Musizieren wollte er noch und vielleicht eines Tages ein kleines Konzert arrangieren mit dem Kollegen George Carlo, dem anderen Workaholic auf der anderen Seite des Teiches, der von Washington D.C. aus die Strippen zieht und schon im nächsten Jahr die Früchte der Beharrlichkeit ernten wird. Hinter den Kulissen spitzt sich der juristische Kampf zu und der mutige Richter Franklin Burgess am D.C. Superior Court hat sogar den Anklagepunkt der Konspiration, der Verschwörung anerkannt und die Mobilfunkindustrie darauf hingewiesen, dass sie es doch waren, die weltweit den technischen Standard, das Design, die Richtwerte gemeinschaftlich festgelegt haben. Hans Scheiner wird erst postmortal die Früchte dafür ernten, dass er auch an diesem internationalen Projekt mitgearbeitet hat. Auch George Carlo hat einen Freund verloren, er schreibt:
„Hans war ein wunderbarer Mensch der jeden berührte, den er traf. Er war ein brillanter und zur gleichen Zeit zugänglicher Mensch.
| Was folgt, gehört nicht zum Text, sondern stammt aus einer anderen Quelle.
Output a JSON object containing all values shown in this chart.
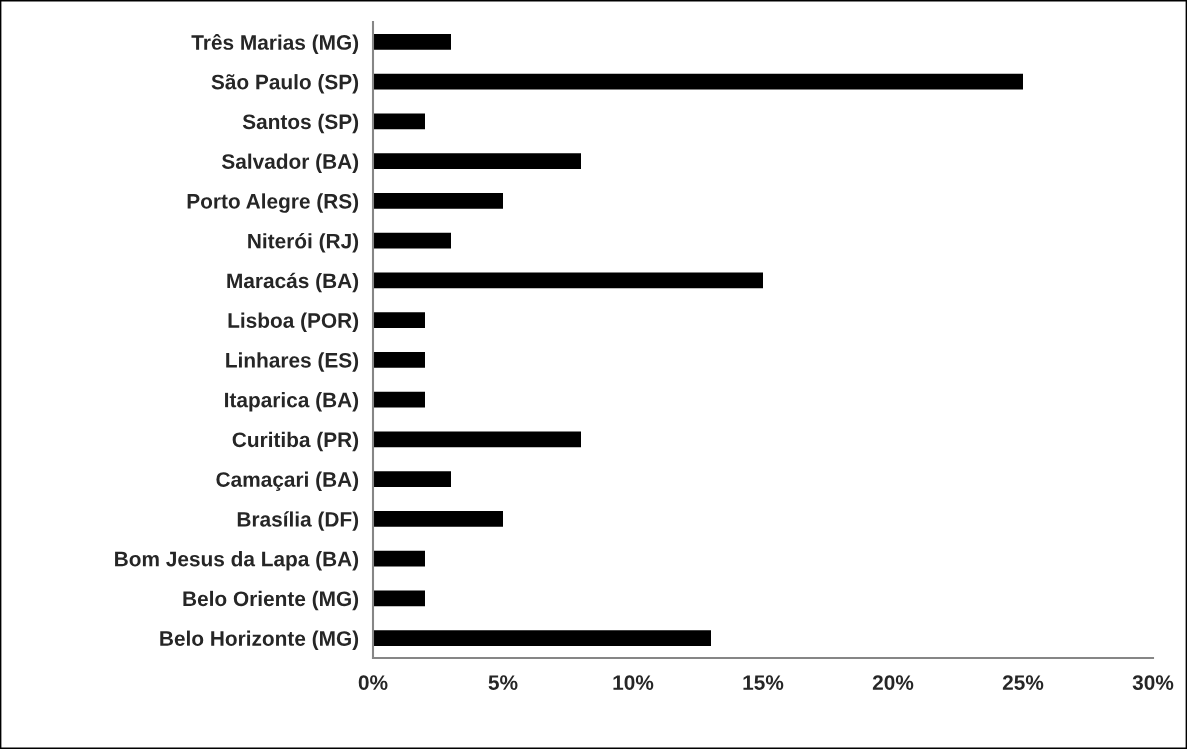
{
  "chart_data": {
    "type": "bar",
    "orientation": "horizontal",
    "categories": [
      "Três Marias (MG)",
      "São Paulo (SP)",
      "Santos (SP)",
      "Salvador (BA)",
      "Porto Alegre (RS)",
      "Niterói (RJ)",
      "Maracás (BA)",
      "Lisboa (POR)",
      "Linhares (ES)",
      "Itaparica (BA)",
      "Curitiba (PR)",
      "Camaçari (BA)",
      "Brasília (DF)",
      "Bom Jesus da Lapa (BA)",
      "Belo Oriente (MG)",
      "Belo Horizonte (MG)"
    ],
    "values": [
      3,
      25,
      2,
      8,
      5,
      3,
      15,
      2,
      2,
      2,
      8,
      3,
      5,
      2,
      2,
      13
    ],
    "color": "#000000",
    "xlim": [
      0,
      30
    ],
    "xticks": [
      {
        "value": 0,
        "label": "0%"
      },
      {
        "value": 5,
        "label": "5%"
      },
      {
        "value": 10,
        "label": "10%"
      },
      {
        "value": 15,
        "label": "15%"
      },
      {
        "value": 20,
        "label": "20%"
      },
      {
        "value": 25,
        "label": "25%"
      },
      {
        "value": 30,
        "label": "30%"
      }
    ],
    "grid": false
  }
}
Meine Frau Laurie und ich werden immer einen Platz in unserem Herzen für ihn behalten, mit den besten Erinnerungen an seine persönliche Liebenswürdigkeit. Hans hinterlässt ein Vermächtnis all denen zu helfen die krank sind und mit anderen Dingen zu kämpfen haben. Die Welt wird ihn vermissen aber seine Beiträge und sein Vorbild leben weiter. Er hat ein erfülltes Leben geführt.“
In seinem Buch: „Mobilfunk-die verkaufte Gesundheit“ hatte Hans akribisch den Stand der internationalen Forschung nachgezeichnet und analysiert. Das im Jahre 2006 erschienene Werk hatte zum Zweck, Zitat: „Bürgerinnen und Bürger die entsprechende Kompetenz und Argumentationshilfe an die Hand zu geben, sich zu wehren. Politiker wachzurütteln, diesem öffentlichen Blindekuh spielen, dieser Beihilfe zur fahrlässigen Körperverletzung und Tötung durch Mobilfunk und sonstige Hochfrequenzen ein Ende zu bereiten.“ Das Buch, das als Co-Autor auch Ana Scheiner an Bord hatte, eröffnet mit einer Widmung und einem Nachruf auf den Umwelt-Physiker und mobilfunk-kritischen Pionier Prof. Dr. Neil Cherry, Neuseeland, von dem Hans so begeistert war, weil Neil Cherry den Mut gehabt hatte, juristisch gegen die WHO wegen deren extrem hohen Grenzwertsetzung vorzugehen. Nur acht Wochen vor Cherrys Tod hatten Hans und Ana den Forscher in Neuseeland besucht und interviewt. Ich darf mir ein Plagiat erlauben und die Worte die Hans für Cherry fand eins zu eins übernehmen: „Lieber Hans, wir danken Dir von Herzen für Dein Lebenswerk. Die Segenswünsche der Menschen auf der ganzen Welt, denen Du so selbstlos geholfen hast, werden Dich auch auf der anderen Seite des Daseins erreichen!